Der Plan von MelodyVR sei nach eigenen Angaben, Übertragungen von Konzerten in virtueller Realität und einen Streaming-Dienst anzubieten, teilte MelodyVR am Dienstag mit.

Unter dem Namen Napster wurde Ende der 1990er Jahre die Musiktauschbörse bekannt, die den Plattenfirmen Angst machte. Damals hatte die Plattform zum Austausch illegaler Song-Kopien bis zu 60 Millionen Nutzer. Den Musik-Konzernen gelang es jedoch mit einer Serie von Klagen, die Tauschbörse vom Netz zu nehmen. Später wurde Napster von der US-Firma Rhapsody als legaler Musikdienst neu gestartet, blieb aber weit hinter den Streaming-Marktführern Spotify und Apple Music zurück.

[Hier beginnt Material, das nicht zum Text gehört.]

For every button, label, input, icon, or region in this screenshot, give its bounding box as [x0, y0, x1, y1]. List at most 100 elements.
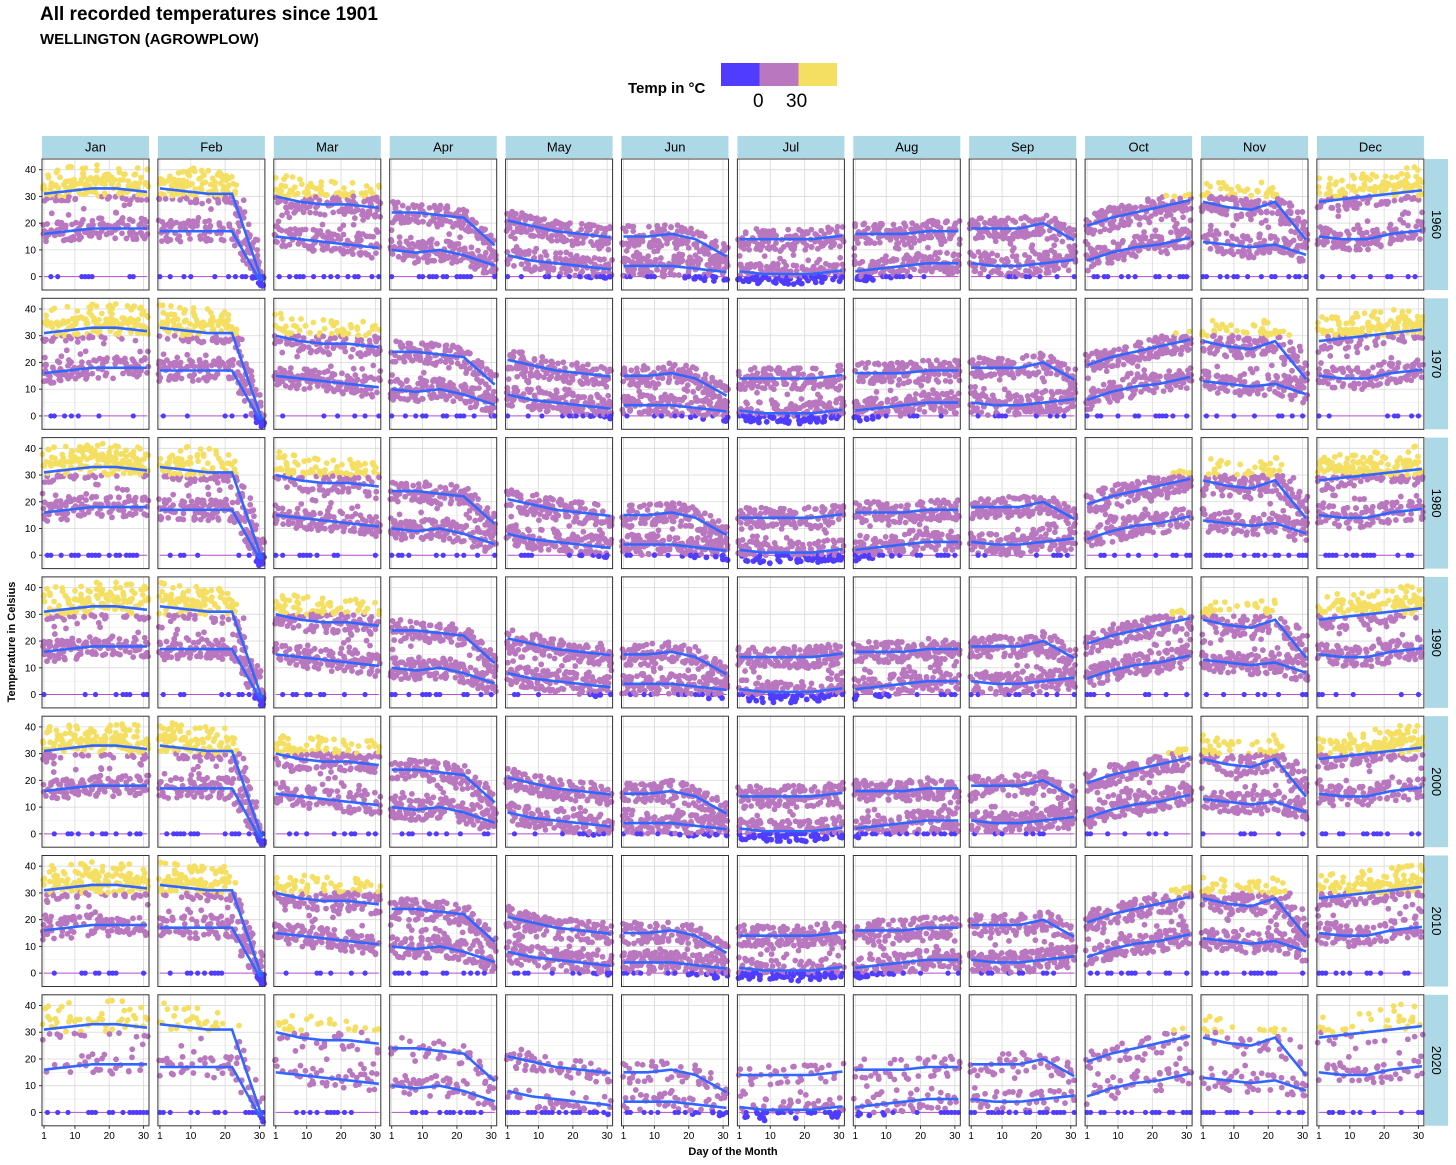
data-point: [702, 234, 708, 240]
facet-label-may: May: [547, 140, 572, 155]
data-point: [1295, 215, 1301, 221]
data-point: [1208, 246, 1214, 252]
data-point: [859, 259, 865, 265]
data-point: [580, 240, 586, 246]
data-point: [212, 179, 218, 185]
data-point: [233, 182, 239, 188]
data-point: [1373, 174, 1379, 180]
data-point: [1014, 253, 1020, 259]
data-point: [1167, 274, 1172, 279]
data-point: [754, 274, 759, 279]
data-point: [1282, 237, 1288, 243]
data-point: [208, 237, 214, 243]
data-point: [46, 175, 52, 181]
data-point: [55, 167, 61, 173]
y-tick-label: 40: [25, 165, 37, 176]
data-point: [67, 164, 73, 170]
data-point: [512, 236, 518, 242]
data-point: [725, 245, 731, 251]
data-point: [773, 280, 779, 286]
data-point: [507, 225, 513, 231]
data-point: [1248, 193, 1254, 199]
data-point: [246, 221, 252, 227]
y-tick-label: 10: [25, 245, 37, 256]
y-tick-label: 20: [25, 219, 37, 230]
panel-aug-1960: [851, 159, 962, 290]
data-point: [89, 274, 94, 279]
panel-jul-1960: [735, 159, 846, 290]
data-point: [1186, 191, 1192, 197]
data-point: [434, 274, 439, 279]
data-point: [1228, 187, 1234, 193]
data-point: [1286, 274, 1291, 279]
data-point: [299, 181, 305, 187]
panel-oct-1960: [1083, 159, 1195, 290]
data-point: [519, 261, 525, 267]
data-point: [1142, 234, 1148, 240]
data-point: [1273, 274, 1278, 279]
data-point: [538, 266, 544, 272]
data-point: [1383, 173, 1389, 179]
data-point: [623, 256, 629, 262]
data-point: [578, 226, 584, 232]
data-point: [1005, 259, 1011, 265]
data-point: [531, 233, 537, 239]
data-point: [879, 221, 885, 227]
data-point: [1133, 205, 1139, 211]
data-point: [809, 244, 815, 250]
data-point: [1269, 210, 1275, 216]
data-point: [676, 272, 682, 278]
data-point: [242, 209, 248, 215]
data-point: [1365, 218, 1371, 224]
data-point: [473, 220, 479, 226]
data-point: [169, 193, 175, 199]
data-point: [1061, 222, 1067, 228]
facet-label-oct: Oct: [1128, 140, 1149, 155]
data-point: [1216, 231, 1222, 237]
data-point: [113, 210, 119, 216]
data-point: [1256, 198, 1262, 204]
panel-feb-1960: [156, 159, 267, 290]
panel-background: [274, 159, 381, 290]
data-point: [322, 212, 328, 218]
data-point: [538, 254, 544, 260]
data-point: [877, 240, 883, 246]
data-point: [651, 242, 657, 248]
data-point: [957, 218, 963, 224]
data-point: [935, 256, 941, 262]
data-point: [1096, 259, 1102, 265]
data-point: [1163, 193, 1169, 199]
data-point: [332, 180, 338, 186]
data-point: [739, 244, 745, 250]
data-point: [903, 223, 909, 229]
data-point: [513, 211, 519, 217]
data-point: [286, 214, 292, 220]
data-point: [78, 234, 84, 240]
data-point: [241, 197, 247, 203]
data-point: [94, 167, 100, 173]
data-point: [388, 237, 394, 243]
data-point: [375, 229, 381, 235]
data-point: [122, 171, 128, 177]
data-point: [821, 274, 827, 280]
data-point: [724, 277, 730, 283]
data-point: [307, 210, 313, 216]
data-point: [1172, 193, 1178, 199]
data-point: [133, 171, 139, 177]
data-point: [221, 238, 227, 244]
data-point: [408, 235, 414, 241]
data-point: [645, 253, 651, 259]
facet-label-2000: 2000: [1429, 767, 1444, 796]
data-point: [340, 222, 346, 228]
data-point: [419, 202, 425, 208]
data-point: [550, 267, 556, 273]
facet-label-2020: 2020: [1429, 1046, 1444, 1075]
data-point: [352, 215, 358, 221]
data-point: [311, 274, 316, 279]
data-point: [444, 274, 449, 279]
data-point: [277, 274, 282, 279]
data-point: [883, 253, 889, 259]
data-point: [912, 240, 918, 246]
data-point: [938, 225, 944, 231]
data-point: [979, 234, 985, 240]
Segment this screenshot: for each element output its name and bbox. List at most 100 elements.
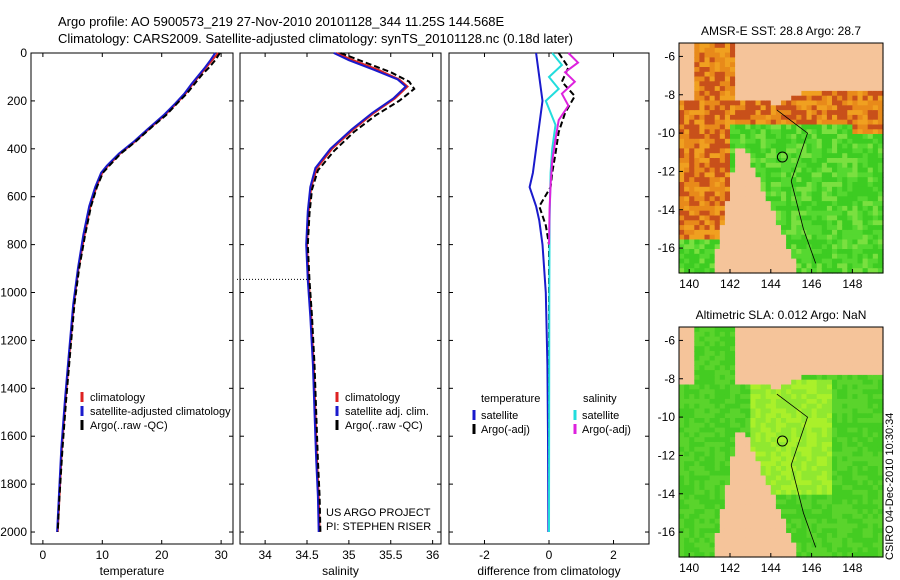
map-cell — [867, 105, 874, 111]
map-cell — [857, 134, 864, 140]
map-cell — [735, 533, 741, 539]
map-cell — [842, 374, 848, 381]
map-cell — [816, 134, 823, 140]
map-cell — [786, 143, 792, 149]
map-cell — [770, 403, 777, 410]
map-cell — [679, 234, 685, 241]
map-cell — [684, 422, 690, 429]
map-cell — [679, 95, 685, 102]
map-cell — [801, 365, 808, 371]
map-cell — [786, 95, 792, 102]
map-cell — [775, 537, 782, 544]
map-cell — [867, 138, 874, 145]
salinity-panel: 34 34.5 35 35.5 36salinityclimatologysatelli… — [237, 52, 442, 578]
map-cell — [796, 43, 802, 49]
map-cell — [842, 528, 848, 534]
map-cell — [770, 331, 777, 338]
map-cell — [724, 461, 731, 467]
map-cell — [740, 153, 746, 159]
map-cell — [730, 244, 736, 250]
map-cell — [816, 143, 823, 149]
map-cell — [811, 249, 818, 255]
map-cell — [719, 62, 726, 68]
map-cell — [781, 346, 787, 352]
map-cell — [735, 201, 741, 207]
map-cell — [781, 100, 787, 106]
map-cell — [832, 86, 838, 92]
map-cell — [689, 485, 695, 491]
map-cell — [679, 528, 685, 534]
map-cell — [679, 489, 685, 496]
map-cell — [842, 542, 848, 548]
map-cell — [837, 489, 843, 496]
map-cell — [877, 403, 884, 410]
map-cell — [816, 331, 823, 338]
map-cell — [684, 225, 690, 231]
map-cell — [837, 389, 843, 395]
map-cell — [781, 239, 787, 245]
map-cell — [781, 114, 787, 121]
map-cell — [694, 268, 700, 274]
map-cell — [689, 370, 695, 376]
map-cell — [730, 263, 736, 269]
map-cell — [775, 370, 782, 376]
map-cell — [857, 499, 864, 505]
map-cell — [862, 422, 869, 429]
map-cell — [709, 124, 716, 130]
map-cell — [847, 95, 853, 102]
map-cell — [847, 547, 853, 553]
map-cell — [684, 172, 690, 178]
map-cell — [760, 220, 767, 226]
map-cell — [709, 158, 716, 164]
map-cell — [724, 71, 731, 78]
map-cell — [801, 398, 808, 405]
map-cell — [735, 470, 741, 477]
map-cell — [811, 384, 818, 390]
map-cell — [719, 138, 726, 145]
map-cell — [781, 138, 787, 145]
map-cell — [709, 138, 716, 145]
map-cell — [872, 533, 879, 539]
map-cell — [704, 253, 711, 260]
map-cell — [745, 331, 751, 338]
map-cell — [755, 220, 762, 226]
map-cell — [801, 129, 808, 135]
map-cell — [786, 470, 792, 477]
map-cell — [699, 547, 706, 553]
map-cell — [867, 229, 874, 236]
map-cell — [694, 71, 700, 78]
map-cell — [811, 95, 818, 102]
map-cell — [704, 220, 711, 226]
map-cell — [801, 172, 808, 178]
map-cell — [837, 398, 843, 405]
map-cell — [730, 427, 736, 433]
map-cell — [786, 158, 792, 164]
map-cell — [760, 365, 767, 371]
map-cell — [806, 442, 813, 448]
map-cell — [847, 398, 853, 405]
map-cell — [689, 253, 695, 260]
map-cell — [699, 456, 706, 462]
map-cell — [775, 138, 782, 145]
map-cell — [821, 90, 828, 97]
map-cell — [745, 365, 751, 371]
map-cell — [735, 542, 741, 548]
map-cell — [689, 177, 695, 183]
map-cell — [689, 537, 695, 544]
map-cell — [750, 374, 757, 381]
map-cell — [791, 249, 797, 255]
map-cell — [719, 249, 726, 255]
map-cell — [862, 456, 869, 462]
map-cell — [770, 518, 777, 525]
map-cell — [852, 499, 859, 505]
map-cell — [684, 244, 690, 250]
map-cell — [775, 191, 782, 197]
map-cell — [745, 67, 751, 73]
map-cell — [714, 86, 721, 92]
map-cell — [847, 374, 853, 381]
map-cell — [770, 86, 777, 92]
map-cell — [847, 552, 853, 558]
map-cell — [704, 509, 711, 515]
map-cell — [750, 470, 757, 477]
map-cell — [796, 95, 802, 102]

Der Deal um Napster sei rund 70 Millionen Dollar schwer, sagte MelodyVR-Chef Anthony Matchett der „Financial Times“. Zum Kaufpreis von 15 Millionen Dollar in bar und 11 Dollar in Aktien von MelodyVR kämen dabei Zahlungs-Verpflichtungen an Musik-Konzerne und -Verlage in Höhe von 44 Millionen Dollar hinzu. Matchett zeigte sich dennoch überzeugt, dass sich der Deal auszahlen werde.

„Der Zukauf bringt uns auf den Weg, als Gruppe ziemlich schnell profitabel zu werden“, sagte er der Zeitung.